An ACE score above six was associated with a 30-fold (3,000 per cent) increase in attempted suicide, and people assigned these scores were found to be at risk of their lifespan being shortened by 20 years.
ACEs were found to be associated not only with adult onset of chronic disease, such as cancer, heart disease and mental illness, but also with violence and being a victim of violence, and the higher the score, the higher the risks.
People with high ACE scores were found more likely to be violent, to have more marriages, more broken bones, more drug prescriptions, more depression, and more autoimmune diseases.
By leading to many major chronic health, mental health, economic health and social health issues, high ACE scores also contribute to workplace absenteeism, increased health care costs, and an increased burden on mental health and criminal justice systems.
CHRONIC TOXIC STRESS
These findings were from the original ACE study conducted in San Diego in the United States of America between 1995 and 1997. Since then, hundreds of ACE studies have been performed worldwide, and among other populations in the USA, and a consistent finding is the correlation of ACEs and dysfunction in childhood and adulthood.
For example, one study found that a child with four or more ACEs was 32 times more likely to be labelled with a behavioural or cognitive problem than a child with no ACEs.
Another found that students with at least three ACEs are three times as likely to experience academic failure, five times as likely to have attendance problems and six times as likely to have behavioural problems.
Several have found a significant correlation between elevated ACE scores and the development of diabetes mellitus and autoimmune diseases such as rheumatoid arthritis.
What this all boils down to is that chronic toxic stress takes a toll on us, making us unhealthy and adversely affecting our quality of life. The revelation of this phenomenon is a call for us to revisit people we tend to label and dismiss, and approach them with love, compassion and empathy.
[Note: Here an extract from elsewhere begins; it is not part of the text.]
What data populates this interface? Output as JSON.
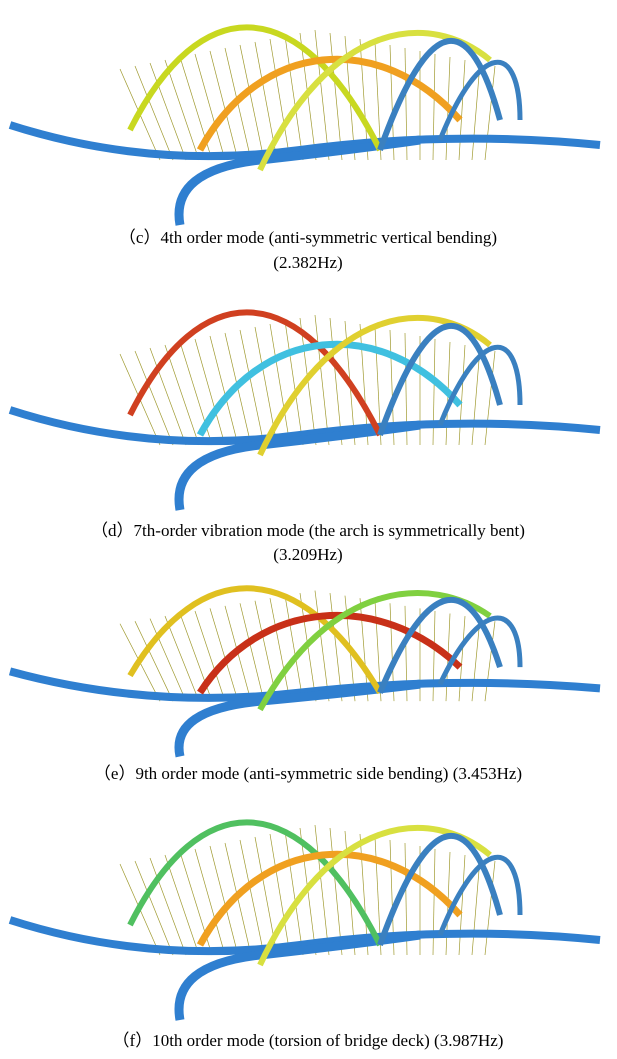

Children who are branded as being rude, disruptive, dunce, lazy or slow may be traumatized and deserving of attention and intervention, rather than marginalization.
Likewise, adults who are dysfunctional, angry, aggressive and have multiple health complaints, should also be approached in a similar fashion.
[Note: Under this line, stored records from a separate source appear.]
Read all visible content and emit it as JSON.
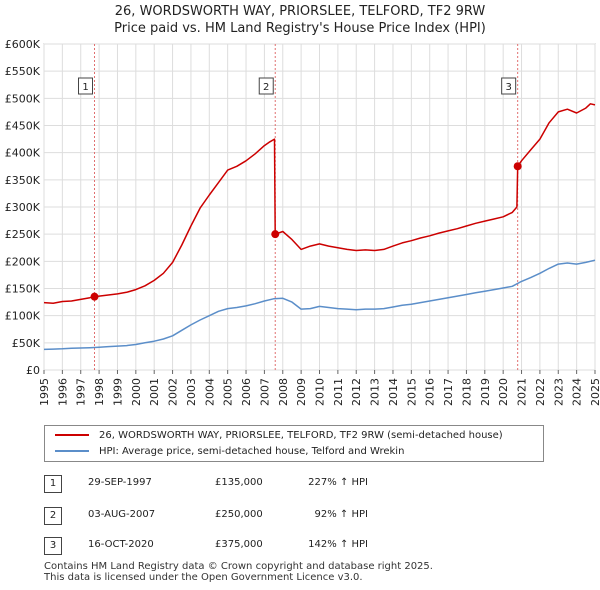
{
  "title": {
    "line1": "26, WORDSWORTH WAY, PRIORSLEE, TELFORD, TF2 9RW",
    "line2": "Price paid vs. HM Land Registry's House Price Index (HPI)"
  },
  "colors": {
    "price_line": "#cc0000",
    "hpi_line": "#5b8ec9",
    "marker_line": "#e07070",
    "grid": "#dddddd"
  },
  "chart_data": {
    "type": "line",
    "title": "26, WORDSWORTH WAY, PRIORSLEE, TELFORD, TF2 9RW",
    "subtitle": "Price paid vs. HM Land Registry's House Price Index (HPI)",
    "xlabel": "",
    "ylabel": "",
    "xlim": [
      1995,
      2025
    ],
    "ylim": [
      0,
      600000
    ],
    "grid": true,
    "y_ticks": [
      {
        "value": 0,
        "label": "£0"
      },
      {
        "value": 50000,
        "label": "£50K"
      },
      {
        "value": 100000,
        "label": "£100K"
      },
      {
        "value": 150000,
        "label": "£150K"
      },
      {
        "value": 200000,
        "label": "£200K"
      },
      {
        "value": 250000,
        "label": "£250K"
      },
      {
        "value": 300000,
        "label": "£300K"
      },
      {
        "value": 350000,
        "label": "£350K"
      },
      {
        "value": 400000,
        "label": "£400K"
      },
      {
        "value": 450000,
        "label": "£450K"
      },
      {
        "value": 500000,
        "label": "£500K"
      },
      {
        "value": 550000,
        "label": "£550K"
      },
      {
        "value": 600000,
        "label": "£600K"
      }
    ],
    "x_ticks": [
      "1995",
      "1996",
      "1997",
      "1998",
      "1999",
      "2000",
      "2001",
      "2002",
      "2003",
      "2004",
      "2005",
      "2006",
      "2007",
      "2008",
      "2009",
      "2010",
      "2011",
      "2012",
      "2013",
      "2014",
      "2015",
      "2016",
      "2017",
      "2018",
      "2019",
      "2020",
      "2021",
      "2022",
      "2023",
      "2024",
      "2025"
    ],
    "series": [
      {
        "name": "26, WORDSWORTH WAY, PRIORSLEE, TELFORD, TF2 9RW (semi-detached house)",
        "color": "#cc0000",
        "points": [
          [
            1995.0,
            124000
          ],
          [
            1995.5,
            123000
          ],
          [
            1996.0,
            126000
          ],
          [
            1996.5,
            127000
          ],
          [
            1997.0,
            130000
          ],
          [
            1997.5,
            133000
          ],
          [
            1997.75,
            135000
          ],
          [
            1998.0,
            136000
          ],
          [
            1998.5,
            138000
          ],
          [
            1999.0,
            140000
          ],
          [
            1999.5,
            143000
          ],
          [
            2000.0,
            148000
          ],
          [
            2000.5,
            155000
          ],
          [
            2001.0,
            165000
          ],
          [
            2001.5,
            178000
          ],
          [
            2002.0,
            198000
          ],
          [
            2002.5,
            230000
          ],
          [
            2003.0,
            265000
          ],
          [
            2003.5,
            298000
          ],
          [
            2004.0,
            322000
          ],
          [
            2004.5,
            345000
          ],
          [
            2005.0,
            368000
          ],
          [
            2005.5,
            375000
          ],
          [
            2006.0,
            385000
          ],
          [
            2006.5,
            398000
          ],
          [
            2007.0,
            413000
          ],
          [
            2007.3,
            420000
          ],
          [
            2007.55,
            425000
          ],
          [
            2007.59,
            250000
          ],
          [
            2008.0,
            255000
          ],
          [
            2008.5,
            240000
          ],
          [
            2009.0,
            222000
          ],
          [
            2009.5,
            228000
          ],
          [
            2010.0,
            232000
          ],
          [
            2010.5,
            228000
          ],
          [
            2011.0,
            225000
          ],
          [
            2011.5,
            222000
          ],
          [
            2012.0,
            220000
          ],
          [
            2012.5,
            221000
          ],
          [
            2013.0,
            220000
          ],
          [
            2013.5,
            222000
          ],
          [
            2014.0,
            228000
          ],
          [
            2014.5,
            234000
          ],
          [
            2015.0,
            238000
          ],
          [
            2015.5,
            243000
          ],
          [
            2016.0,
            247000
          ],
          [
            2016.5,
            252000
          ],
          [
            2017.0,
            256000
          ],
          [
            2017.5,
            260000
          ],
          [
            2018.0,
            265000
          ],
          [
            2018.5,
            270000
          ],
          [
            2019.0,
            274000
          ],
          [
            2019.5,
            278000
          ],
          [
            2020.0,
            282000
          ],
          [
            2020.5,
            290000
          ],
          [
            2020.75,
            300000
          ],
          [
            2020.79,
            375000
          ],
          [
            2021.0,
            385000
          ],
          [
            2021.5,
            405000
          ],
          [
            2022.0,
            425000
          ],
          [
            2022.5,
            455000
          ],
          [
            2023.0,
            475000
          ],
          [
            2023.5,
            480000
          ],
          [
            2024.0,
            473000
          ],
          [
            2024.5,
            482000
          ],
          [
            2024.75,
            490000
          ],
          [
            2025.0,
            488000
          ]
        ]
      },
      {
        "name": "HPI: Average price, semi-detached house, Telford and Wrekin",
        "color": "#5b8ec9",
        "points": [
          [
            1995.0,
            38000
          ],
          [
            1995.5,
            38500
          ],
          [
            1996.0,
            39000
          ],
          [
            1996.5,
            40000
          ],
          [
            1997.0,
            40500
          ],
          [
            1997.5,
            41000
          ],
          [
            1998.0,
            42000
          ],
          [
            1998.5,
            43000
          ],
          [
            1999.0,
            44000
          ],
          [
            1999.5,
            45000
          ],
          [
            2000.0,
            47000
          ],
          [
            2000.5,
            50000
          ],
          [
            2001.0,
            53000
          ],
          [
            2001.5,
            57000
          ],
          [
            2002.0,
            63000
          ],
          [
            2002.5,
            73000
          ],
          [
            2003.0,
            83000
          ],
          [
            2003.5,
            92000
          ],
          [
            2004.0,
            100000
          ],
          [
            2004.5,
            108000
          ],
          [
            2005.0,
            113000
          ],
          [
            2005.5,
            115000
          ],
          [
            2006.0,
            118000
          ],
          [
            2006.5,
            122000
          ],
          [
            2007.0,
            127000
          ],
          [
            2007.5,
            131000
          ],
          [
            2008.0,
            132000
          ],
          [
            2008.5,
            125000
          ],
          [
            2009.0,
            112000
          ],
          [
            2009.5,
            113000
          ],
          [
            2010.0,
            117000
          ],
          [
            2010.5,
            115000
          ],
          [
            2011.0,
            113000
          ],
          [
            2011.5,
            112000
          ],
          [
            2012.0,
            111000
          ],
          [
            2012.5,
            112000
          ],
          [
            2013.0,
            112000
          ],
          [
            2013.5,
            113000
          ],
          [
            2014.0,
            116000
          ],
          [
            2014.5,
            119000
          ],
          [
            2015.0,
            121000
          ],
          [
            2015.5,
            124000
          ],
          [
            2016.0,
            127000
          ],
          [
            2016.5,
            130000
          ],
          [
            2017.0,
            133000
          ],
          [
            2017.5,
            136000
          ],
          [
            2018.0,
            139000
          ],
          [
            2018.5,
            142000
          ],
          [
            2019.0,
            145000
          ],
          [
            2019.5,
            148000
          ],
          [
            2020.0,
            151000
          ],
          [
            2020.5,
            154000
          ],
          [
            2021.0,
            163000
          ],
          [
            2021.5,
            170000
          ],
          [
            2022.0,
            178000
          ],
          [
            2022.5,
            187000
          ],
          [
            2023.0,
            195000
          ],
          [
            2023.5,
            197000
          ],
          [
            2024.0,
            195000
          ],
          [
            2024.5,
            198000
          ],
          [
            2025.0,
            202000
          ]
        ]
      }
    ],
    "markers": [
      {
        "label": "1",
        "x": 1997.75,
        "value": 135000
      },
      {
        "label": "2",
        "x": 2007.59,
        "value": 250000
      },
      {
        "label": "3",
        "x": 2020.79,
        "value": 375000
      }
    ]
  },
  "legend": [
    {
      "label": "26, WORDSWORTH WAY, PRIORSLEE, TELFORD, TF2 9RW (semi-detached house)",
      "color": "#cc0000"
    },
    {
      "label": "HPI: Average price, semi-detached house, Telford and Wrekin",
      "color": "#5b8ec9"
    }
  ],
  "transactions": [
    {
      "num": "1",
      "date": "29-SEP-1997",
      "price": "£135,000",
      "hpi": "227% ↑ HPI"
    },
    {
      "num": "2",
      "date": "03-AUG-2007",
      "price": "£250,000",
      "hpi": "92% ↑ HPI"
    },
    {
      "num": "3",
      "date": "16-OCT-2020",
      "price": "£375,000",
      "hpi": "142% ↑ HPI"
    }
  ],
  "footer": {
    "line1": "Contains HM Land Registry data © Crown copyright and database right 2025.",
    "line2": "This data is licensed under the Open Government Licence v3.0."
  }
}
Unfortunately, some are so toxic that, for your own health, you should keep them out of your space, and avoid being in theirs. But, reaching out to dysfunctional adults and children may be of much help, especially if they can be guided to resources and professionals who can help them.
We know that childhood trauma can cause disease. The correlation between ACEs and poor mental heath is a no-brainer, but the association with physical disease may be less obvious.